Rosa aveva tentato di comprendere le cause dello strano spleen vegetale che affliggeva le sue piante leggendo riviste e
manuali di giardinaggio. Era in grado di riconoscere le principali malattie crittogamiche, oidio, ruggine, marciume radicale,
ticchiolatura, fusariosi e gli insetti dannosi più comuni, aleurodidi, afidi, ragnetti, oziorinchi e cocciniglie, ma quando metteva
in pratica i metodi di coltivazione e di difesa dalle avversità suggeriti dagli esperti non otteneva i risultati sperati: raramente le
malattie regredivano e, di solito, i suoi minuscoli avversari avevano il sopravvento. Rosa però si rassegnava facilmente alla
sconfitta pensando che in fondo le povere vittime, rinsecchite, divorate, spogliate del loro verde corpo, erano solo vegetali,
come gli spinaci o gli asparagi che preparava a pranzo. La morte di un animale domestico era tutt’altra cosa, lasciava un
segno a volte molto doloroso, la morte di una gardenia o di una camelia era semplicemente una promessa di bellezza non
mantenuta. E poi il venerdì, al mercato, poteva sempre comprare una nuova pianta, magari quella descritta nell’ultimo
numero della sua rivista di giardinaggio preferita. Ogni dipartita aveva dunque un lato positivo: liberava un posto nei balconi
degli appartamenti d’affitto in cui Rosa abitava.

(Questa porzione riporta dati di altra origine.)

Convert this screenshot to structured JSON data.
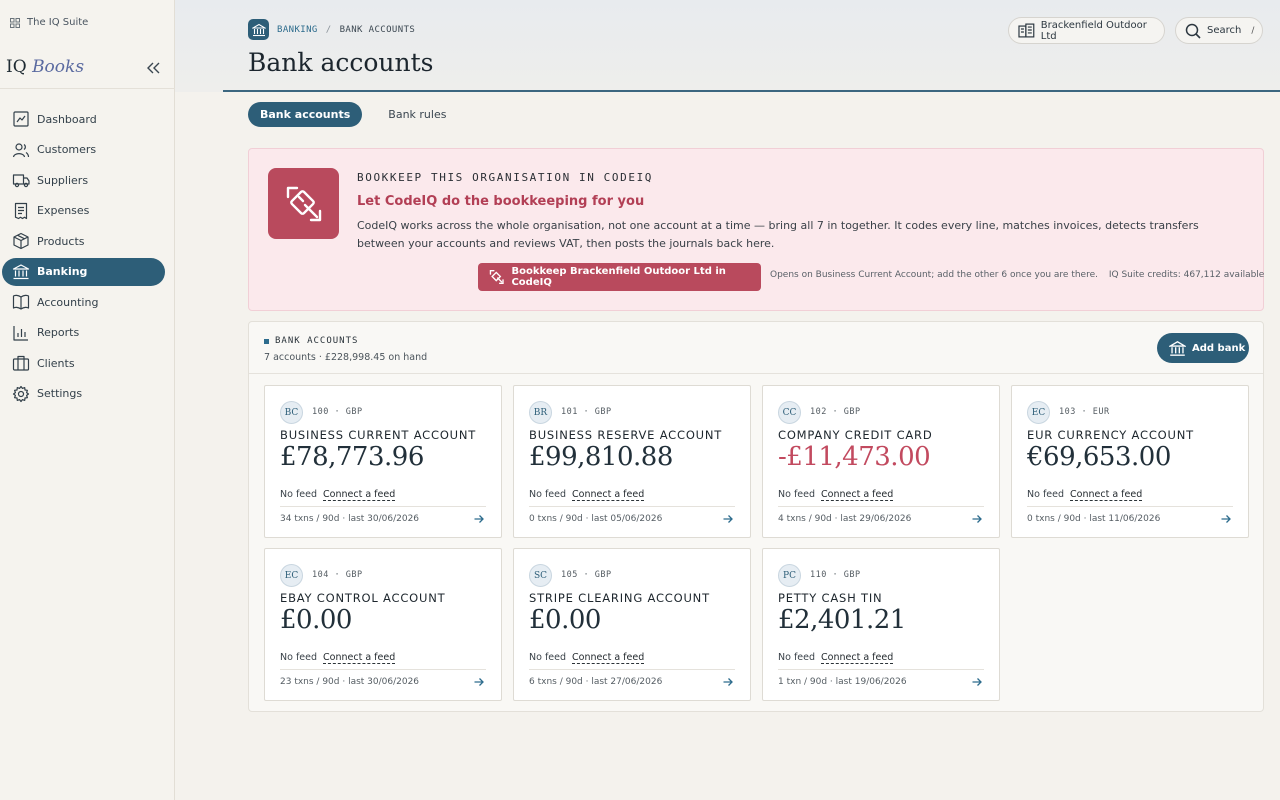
{
  "suite": {
    "label": "The IQ Suite"
  },
  "brand": {
    "part1": "IQ",
    "part2": "Books"
  },
  "sidebar": {
    "items": [
      {
        "label": "Dashboard",
        "icon": "dashboard-icon",
        "active": false
      },
      {
        "label": "Customers",
        "icon": "customers-icon",
        "active": false
      },
      {
        "label": "Suppliers",
        "icon": "truck-icon",
        "active": false
      },
      {
        "label": "Expenses",
        "icon": "receipt-icon",
        "active": false
      },
      {
        "label": "Products",
        "icon": "box-icon",
        "active": false
      },
      {
        "label": "Banking",
        "icon": "bank-icon",
        "active": true
      },
      {
        "label": "Accounting",
        "icon": "book-icon",
        "active": false
      },
      {
        "label": "Reports",
        "icon": "chart-icon",
        "active": false
      },
      {
        "label": "Clients",
        "icon": "briefcase-icon",
        "active": false
      },
      {
        "label": "Settings",
        "icon": "gear-icon",
        "active": false
      }
    ]
  },
  "header": {
    "breadcrumb_section": "BANKING",
    "breadcrumb_sep": "/",
    "breadcrumb_page": "BANK ACCOUNTS",
    "title": "Bank accounts",
    "org_name": "Brackenfield Outdoor Ltd",
    "search_label": "Search",
    "search_shortcut": "/"
  },
  "tabs": [
    {
      "label": "Bank accounts",
      "active": true
    },
    {
      "label": "Bank rules",
      "active": false
    }
  ],
  "promo": {
    "kicker": "BOOKKEEP THIS ORGANISATION IN CODEIQ",
    "headline": "Let CodeIQ do the bookkeeping for you",
    "body": "CodeIQ works across the whole organisation, not one account at a time — bring all 7 in together. It codes every line, matches invoices, detects transfers between your accounts and reviews VAT, then posts the journals back here.",
    "button_label": "Bookkeep Brackenfield Outdoor Ltd in CodeIQ",
    "note": "Opens on Business Current Account; add the other 6 once you are there.",
    "credits": "IQ Suite credits: 467,112 available"
  },
  "accounts_panel": {
    "kicker": "BANK ACCOUNTS",
    "summary": "7 accounts · £228,998.45 on hand",
    "add_button": "Add bank",
    "feed_status": "No feed",
    "connect_label": "Connect a feed",
    "accounts": [
      {
        "badge": "BC",
        "code": "100 · GBP",
        "name": "BUSINESS CURRENT ACCOUNT",
        "balance": "£78,773.96",
        "negative": false,
        "stats": "34 txns / 90d · last 30/06/2026"
      },
      {
        "badge": "BR",
        "code": "101 · GBP",
        "name": "BUSINESS RESERVE ACCOUNT",
        "balance": "£99,810.88",
        "negative": false,
        "stats": "0 txns / 90d · last 05/06/2026"
      },
      {
        "badge": "CC",
        "code": "102 · GBP",
        "name": "COMPANY CREDIT CARD",
        "balance": "-£11,473.00",
        "negative": true,
        "stats": "4 txns / 90d · last 29/06/2026"
      },
      {
        "badge": "EC",
        "code": "103 · EUR",
        "name": "EUR CURRENCY ACCOUNT",
        "balance": "€69,653.00",
        "negative": false,
        "stats": "0 txns / 90d · last 11/06/2026"
      },
      {
        "badge": "EC",
        "code": "104 · GBP",
        "name": "EBAY CONTROL ACCOUNT",
        "balance": "£0.00",
        "negative": false,
        "stats": "23 txns / 90d · last 30/06/2026"
      },
      {
        "badge": "SC",
        "code": "105 · GBP",
        "name": "STRIPE CLEARING ACCOUNT",
        "balance": "£0.00",
        "negative": false,
        "stats": "6 txns / 90d · last 27/06/2026"
      },
      {
        "badge": "PC",
        "code": "110 · GBP",
        "name": "PETTY CASH TIN",
        "balance": "£2,401.21",
        "negative": false,
        "stats": "1 txn / 90d · last 19/06/2026"
      }
    ]
  },
  "colors": {
    "accent": "#2d5e78",
    "promo": "#b94a5d",
    "negative": "#c24a5f"
  }
}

Da bambina aveva vissuto in una casa con un giardino quasi del tutto spoglio. L’unica pianta che ricordava era un piccolo
cespuglio di rosa, di certo molto vecchio, che ogni anno si intestardiva a produrre due o tre fiori, ovviamente di un banale
color rosa. Sua madre sosteneva che in giardino era inutile piantare fiori perché i bambini, Rosa inclusa, calpestavano le
aiuole, ma lei non ricordava di avere mai compiuto un simile atto vandalico. In realtà sua madre non amava i fiori e riteneva il
giardinaggio una manifestazione di egoismo: chi lo praticava mostrava infatti di preferire la compagnia delle piante a quella
degli umani e, a conferma della sua teoria, citava casi esemplari nel parentado. Suo padre tornava tardi la sera ed
attraversava rapidamente il giardino: non si sedeva mai sulla panchina di legno a lato della porta di casa, neppure nelle sere
d’estate.
Evidentemente Rosa non aveva ereditato dai genitori la sua passione per i fiori.

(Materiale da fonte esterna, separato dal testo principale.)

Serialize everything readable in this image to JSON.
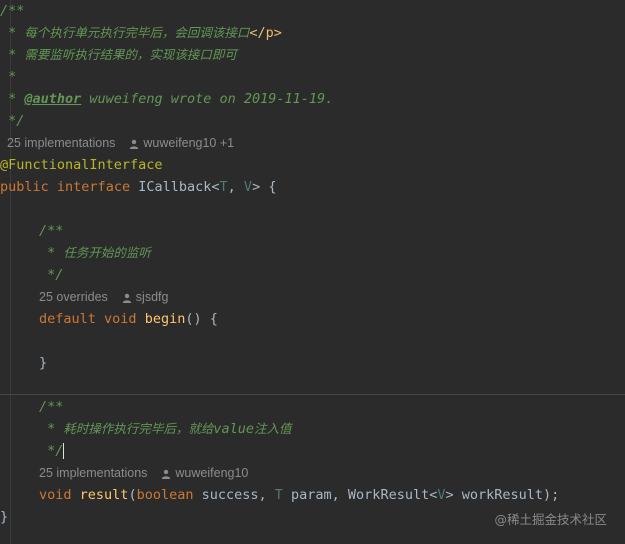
{
  "editor": {
    "lines": {
      "l1": "/**",
      "l2_prefix": " * ",
      "l2_text": "每个执行单元执行完毕后，会回调该接口",
      "l2_html": "</p>",
      "l3_prefix": " * ",
      "l3_text": "需要监听执行结果的，实现该接口即可",
      "l4": " *",
      "l5_prefix": " * ",
      "l5_tag": "@author",
      "l5_rest": " wuweifeng wrote on 2019-11-19.",
      "l6": " */",
      "annotation": "@FunctionalInterface",
      "decl_kw1": "public",
      "decl_kw2": "interface",
      "decl_name": "ICallback",
      "decl_lt": "<",
      "decl_t": "T",
      "decl_comma": ", ",
      "decl_v": "V",
      "decl_gt": ">",
      "decl_brace": " {",
      "m1_doc_open": "/**",
      "m1_doc_prefix": " * ",
      "m1_doc_text": "任务开始的监听",
      "m1_doc_close": " */",
      "m1_kw1": "default",
      "m1_kw2": "void",
      "m1_name": "begin",
      "m1_rest": "() {",
      "m1_close": "}",
      "m2_doc_open": "/**",
      "m2_doc_prefix": " * ",
      "m2_doc_text1": "耗时操作执行完毕后，就给",
      "m2_doc_code": "value",
      "m2_doc_text2": "注入值",
      "m2_doc_close": " */",
      "m2_kw": "void",
      "m2_name": "result",
      "m2_p1": "(",
      "m2_bool": "boolean",
      "m2_p2": " success, ",
      "m2_t": "T",
      "m2_p3": " param, WorkResult",
      "m2_lt": "<",
      "m2_v": "V",
      "m2_gt": ">",
      "m2_p4": " workResult);",
      "class_close": "}"
    },
    "hints": {
      "interface_impls": "25 implementations",
      "interface_author": "wuweifeng10 +1",
      "begin_overrides": "25 overrides",
      "begin_author": "sjsdfg",
      "result_impls": "25 implementations",
      "result_author": "wuweifeng10"
    }
  },
  "watermark": "@稀土掘金技术社区",
  "colors": {
    "background": "#2b2b2b",
    "doc_comment": "#629755",
    "keyword": "#cc7832",
    "annotation": "#bbb529",
    "method": "#ffc66d",
    "type_param": "#507874",
    "hint": "#8c8c8c"
  }
}
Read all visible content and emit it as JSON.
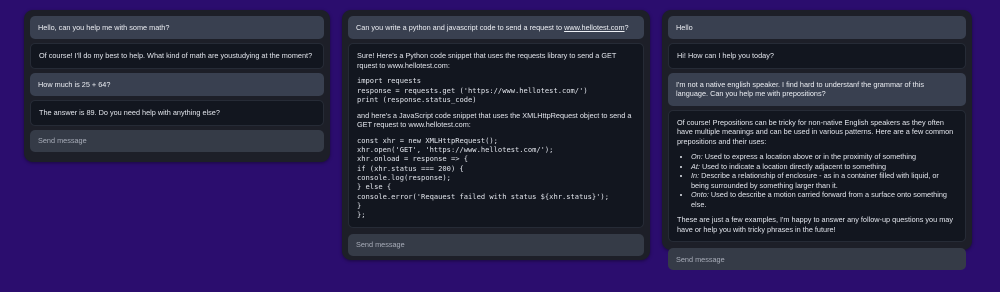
{
  "panel1": {
    "messages": [
      {
        "role": "user",
        "text": "Hello, can you help me with some math?"
      },
      {
        "role": "assistant",
        "text": "Of course! I'll do my best to help. What kind of math are youstudying at the moment?"
      },
      {
        "role": "user",
        "text": "How much is 25 + 64?"
      },
      {
        "role": "assistant",
        "text": "The answer is 89. Do you need help with anything else?"
      }
    ],
    "input_placeholder": "Send message"
  },
  "panel2": {
    "user_text_prefix": "Can you write a python and javascript code to send a request to ",
    "user_link": "www.hellotest.com",
    "user_text_suffix": "?",
    "assistant": {
      "intro": "Sure! Here's a Python code snippet that uses the requests library to send a GET rquest to www.hellotest.com:",
      "python_code": "import requests\nresponse = requests.get ('https://www.hellotest.com/')\nprint (response.status_code)",
      "js_intro": "and here's a JavaScript code snippet that uses the XMLHttpRequest object to send a GET request to www.hellotest.com:",
      "js_code": "const xhr = new XMLHttpRequest();\nxhr.open('GET', 'https://www.hellotest.com/');\nxhr.onload = response => {\nif (xhr.status === 200) {\nconsole.log(response);\n} else {\nconsole.error('Reqauest failed with status ${xhr.status}');\n}\n};"
    },
    "input_placeholder": "Send message"
  },
  "panel3": {
    "msg1": "Hello",
    "msg2": "Hi! How can I help you today?",
    "msg3": "I'm not a native english speaker. I find hard to understanf the grammar of this language. Can you help me with prepositions?",
    "assistant": {
      "intro": "Of course! Prepositions can be tricky for non-native English speakers as they often have multiple meanings and can be used in various patterns. Here are a few common prepositions and their uses:",
      "items": [
        {
          "term": "On:",
          "desc": " Used to express a location above or in the proximity of something"
        },
        {
          "term": "At:",
          "desc": " Used to indicate a location directly adjacent to something"
        },
        {
          "term": "In:",
          "desc": " Describe a relationship of enclosure - as in a container filled with liquid, or being surrounded by something larger than it."
        },
        {
          "term": "Onto:",
          "desc": " Used to describe a motion carried forward from a surface onto something else."
        }
      ],
      "outro": "These are just a few examples, I'm happy to answer any follow-up questions you may have or help you with tricky phrases in the future!"
    },
    "input_placeholder": "Send message"
  }
}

Da bambina qualche volta era entrata nel giardino della casa di fronte: quasi tutto lo spazio era occupato da un’unica aiuola
quadrata piena di cespugli di rose con enormi fiori, in prevalenza gialli e screziati. Il vicino curava amorevolmente il suo
giardino e non sembrava né egoista né scontroso. Ma era un guaio se, giocando nel vialetto, la palla finiva dentro quella
foresta spinosa spezzando qualche ramo: per ritrovarla era inevitabile graffiarsi le braccia, senza contare le meritate
rampogne per il danno inflitto alle povere piante.

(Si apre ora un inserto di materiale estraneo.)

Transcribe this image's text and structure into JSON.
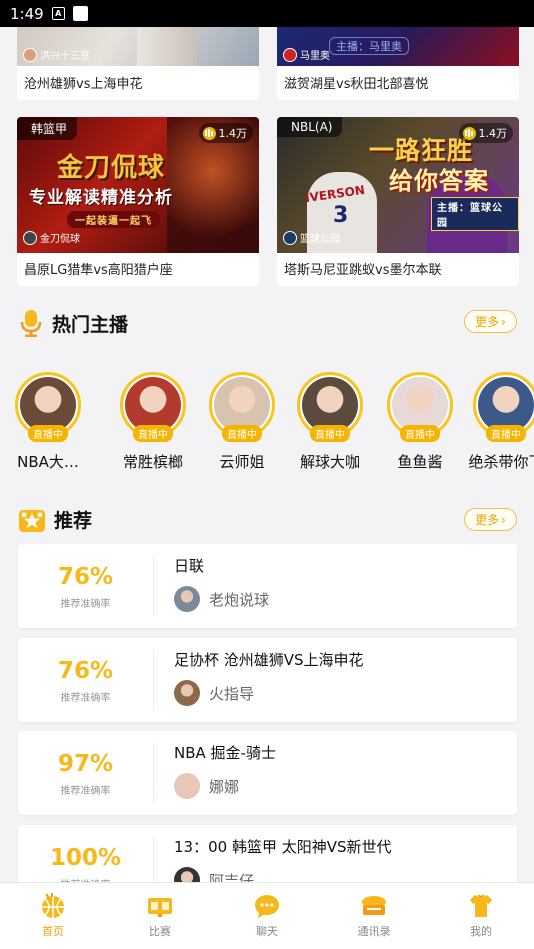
{
  "status_bar": {
    "time": "1:49",
    "icon_letter": "A"
  },
  "top_cards": [
    {
      "title": "沧州雄狮vs上海申花",
      "anchor": "洪兴十三豆"
    },
    {
      "title": "滋贺湖星vs秋田北部喜悦",
      "anchor": "马里奥",
      "overlay": "主播：马里奥"
    }
  ],
  "video_cards": [
    {
      "tag": "韩篮甲",
      "views": "1.4万",
      "anchor": "金刀侃球",
      "promo_line1": "金刀侃球",
      "promo_line2": "专业解读精准分析",
      "promo_line3": "一起装逼一起飞",
      "title": "昌原LG猎隼vs高阳猎户座"
    },
    {
      "tag": "NBL(A)",
      "views": "1.4万",
      "anchor": "篮球公园",
      "promo_line1": "一路狂胜",
      "promo_line2": "给你答案",
      "jersey": "IVERSON",
      "jersey_num": "3",
      "promo_sub": "主播：篮球公园",
      "title": "塔斯马尼亚跳蚁vs墨尔本联"
    }
  ],
  "hot_anchors": {
    "title": "热门主播",
    "more": "更多",
    "live_label": "直播中",
    "items": [
      {
        "name": "NBA大…",
        "color": "#6b4a3a"
      },
      {
        "name": "常胜槟榔",
        "color": "#b23a2f"
      },
      {
        "name": "云师姐",
        "color": "#d8c2b0"
      },
      {
        "name": "解球大咖",
        "color": "#5b4a3e"
      },
      {
        "name": "鱼鱼酱",
        "color": "#e7d9d8"
      },
      {
        "name": "绝杀带你飞",
        "color": "#3b5a8a"
      }
    ]
  },
  "recommend": {
    "title": "推荐",
    "more": "更多",
    "items": [
      {
        "pct": "76%",
        "label": "推荐准确率",
        "title": "日联",
        "user": "老炮说球",
        "avatar": "#7a8a9a"
      },
      {
        "pct": "76%",
        "label": "推荐准确率",
        "title": "足协杯 沧州雄狮VS上海申花",
        "user": "火指导",
        "avatar": "#8a6a4a"
      },
      {
        "pct": "97%",
        "label": "推荐准确率",
        "title": "NBA 掘金-骑士",
        "user": "娜娜",
        "avatar": "#e7c6bb"
      },
      {
        "pct": "100%",
        "label": "推荐准确率",
        "title": "13：00 韩篮甲 太阳神VS新世代",
        "user": "阿吉仔",
        "avatar": "#333333"
      }
    ]
  },
  "tabs": [
    {
      "label": "首页",
      "icon": "basketball-icon",
      "active": true
    },
    {
      "label": "比赛",
      "icon": "scoreboard-icon",
      "active": false
    },
    {
      "label": "聊天",
      "icon": "chat-bubble-icon",
      "active": false
    },
    {
      "label": "通讯录",
      "icon": "contacts-icon",
      "active": false
    },
    {
      "label": "我的",
      "icon": "jersey-icon",
      "active": false
    }
  ],
  "colors": {
    "accent": "#f5a400",
    "gold": "#f7c51b",
    "percent": "#f7b81a"
  }
}
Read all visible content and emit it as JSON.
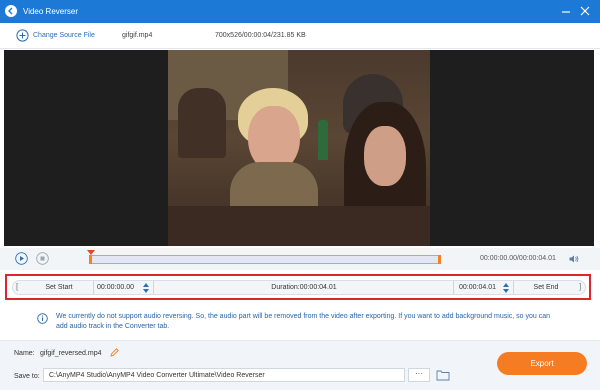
{
  "window": {
    "title": "Video Reverser",
    "icons": {
      "app": "reverse-logo-icon",
      "minimize": "minimize-icon",
      "close": "close-icon"
    }
  },
  "filebar": {
    "change_source_label": "Change Source File",
    "filename": "gifgif.mp4",
    "fileinfo": "700x526/00:00:04/231.85 KB"
  },
  "playback": {
    "time_display": "00:00:00.00/00:00:04.01",
    "icons": {
      "play": "play-icon",
      "stop": "stop-icon",
      "volume": "volume-icon"
    },
    "playhead_fraction": 0.0
  },
  "set_range": {
    "left_bracket": "[",
    "right_bracket": "]",
    "set_start_label": "Set Start",
    "start_time": "00:00:00.00",
    "duration_label": "Duration:00:00:04.01",
    "end_time": "00:00:04.01",
    "set_end_label": "Set End"
  },
  "notice": {
    "text": "We currently do not support audio reversing. So, the audio part will be removed from the video after exporting. If you want to add background music, so you can add audio track in the Converter tab."
  },
  "output": {
    "name_label": "Name:",
    "name_value": "gifgif_reversed.mp4",
    "save_label": "Save to:",
    "save_path": "C:\\AnyMP4 Studio\\AnyMP4 Video Converter Ultimate\\Video Reverser",
    "browse_label": "···",
    "export_label": "Export"
  },
  "colors": {
    "titlebar": "#1d79d6",
    "accent": "#f57c22",
    "highlight_border": "#e0242b",
    "link": "#2c6fb8"
  }
}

Un giorno finalmente Rosa riuscì a convincere il marito che era giunto il momento di comprare casa. Gli anni passavano ed era
stanca di traslocare da un appartamento all’altro, voleva mettere radici. Al marito non importava gran che della casa, dei
mobili o delle piante, sentiva solo la necessità di avere una tana, anche transitoria, da adeguare alle proprie esigenze, in
primis il disordine come espressione di controllo del territorio; ma alla fine si lasciò trascinare nell’impresa per amore della
pace domestica.
Dopo qualche superficiale esplorazione, per pigrizia, decisero di comprare un appartamento al piano rialzato con un piccolo
giardino. La scelta si rivelò infelice ma, del resto, negli affari non erano mai stati fortunati; Rosa però aveva finalmente
un’aiuola da coltivare.
I precedenti proprietari avevano lasciato cespugli di rose e peonie, un oleandro e qualche alberello di ibisco siriaco; lei
aggiunse un corbezzolo, un falso gelsomino, una palla di neve e rampicanti fioriti, caprifoglio, passiflora e clematide. Tentò
inutilmente di convincere una buganvillea gialla a vivere sulla scaletta che scendeva in giardino, poi comprò una datura,
versione domestica del velenoso artiglio del diavolo dal profumo inebriante, ma l’arbusto produsse i suoi vistosi fiori a forma
di trombone una sola volta. Grandi soddisfazioni ottenne invece coltivando l’aspidistra: da pochi rizomi ricavò due giganteschi
vasi, ma la resistenza di questa pianta ai giardinieri incapaci è leggendaria, come sottolinea anche Orwell.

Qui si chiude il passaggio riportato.